Specific positive benefits associated with support group membership included enhancing treatment adherence success and improving the quality of life through equipping HIV-positive people with coping skills (Kim, Gerver, Fidler, & Ward, Citation2014). In addition, Mundell et al. (Citation2011) observed that the lives of participants who belonged to support groups changed positively and they also displayed higher levels of self-esteem. More importantly, support group's enhanced disclosure of HIV-positive status with the potential benefit of prevention of re-infection (Bateganya et al., Citation2015).

6. Limitations of the study

Only HIV-positive women who had been enrolled at the clinic for three months and belonging to the support group were included in this study. HIV-positive women within a support group are more likely to be aware of the programmes and options available to assist them in becoming pregnant. The study was limited to only one clinic and the sample size was small. The results can therefore not be generalised beyond the study participants.

7. Conclusion

In this study, the participants demonstrated that they had sufficient knowledge about PMTCT. The extent and variety of knowledge about PMTCT alleviated their fears of their becoming pregnant because they were aware that the chance of transmitting HIV to their babies was limited. The culture of having children in marriage had influenced some women to have children. There were, however, those who feared becoming pregnant due to the stigma still attached to being HIV-positive.
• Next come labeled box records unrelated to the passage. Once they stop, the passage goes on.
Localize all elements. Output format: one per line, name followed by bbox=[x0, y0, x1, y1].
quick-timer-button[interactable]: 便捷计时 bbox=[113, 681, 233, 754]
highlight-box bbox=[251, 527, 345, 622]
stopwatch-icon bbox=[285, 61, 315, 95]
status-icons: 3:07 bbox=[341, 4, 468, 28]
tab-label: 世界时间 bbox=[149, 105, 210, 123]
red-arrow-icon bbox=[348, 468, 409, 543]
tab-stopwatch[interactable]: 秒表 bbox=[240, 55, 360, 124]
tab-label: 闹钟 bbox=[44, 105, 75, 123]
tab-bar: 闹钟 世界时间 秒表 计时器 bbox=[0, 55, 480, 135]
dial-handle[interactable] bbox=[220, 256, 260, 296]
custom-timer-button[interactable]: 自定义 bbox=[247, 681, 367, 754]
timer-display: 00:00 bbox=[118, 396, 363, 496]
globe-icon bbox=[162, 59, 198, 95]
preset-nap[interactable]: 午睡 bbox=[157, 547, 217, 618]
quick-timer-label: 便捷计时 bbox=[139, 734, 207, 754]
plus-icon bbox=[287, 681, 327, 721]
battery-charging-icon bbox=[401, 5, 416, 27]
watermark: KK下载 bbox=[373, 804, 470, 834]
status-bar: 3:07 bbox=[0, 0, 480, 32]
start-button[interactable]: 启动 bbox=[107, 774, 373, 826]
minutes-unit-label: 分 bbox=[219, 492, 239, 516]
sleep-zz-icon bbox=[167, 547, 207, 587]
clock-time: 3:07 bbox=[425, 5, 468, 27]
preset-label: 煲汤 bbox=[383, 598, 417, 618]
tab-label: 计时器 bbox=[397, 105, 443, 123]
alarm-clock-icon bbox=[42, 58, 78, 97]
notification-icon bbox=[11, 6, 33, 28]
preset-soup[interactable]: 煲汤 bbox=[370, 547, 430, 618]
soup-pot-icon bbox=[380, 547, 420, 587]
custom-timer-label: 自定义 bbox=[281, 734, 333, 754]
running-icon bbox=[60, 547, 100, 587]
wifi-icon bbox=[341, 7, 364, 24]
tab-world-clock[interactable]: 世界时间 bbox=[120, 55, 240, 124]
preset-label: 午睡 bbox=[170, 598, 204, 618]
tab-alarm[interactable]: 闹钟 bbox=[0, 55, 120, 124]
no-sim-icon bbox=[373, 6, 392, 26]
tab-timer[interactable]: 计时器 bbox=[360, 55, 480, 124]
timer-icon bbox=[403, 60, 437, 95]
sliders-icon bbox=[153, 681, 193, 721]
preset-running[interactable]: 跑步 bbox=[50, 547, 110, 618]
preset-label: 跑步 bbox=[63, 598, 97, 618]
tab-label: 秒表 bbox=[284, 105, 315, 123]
The negative attitude of healthcare providers towards pregnant women who were HIV-positive also discouraged some women from becoming pregnant for fear of being scolded. Negativity towards people who are HIV-positive led some of them not to disclose their HIV status to their partners. In conclusion, those who belonged to a support group felt supported and empowered.

Disclosure statement

No potential conflict of interest was reported by the author(s).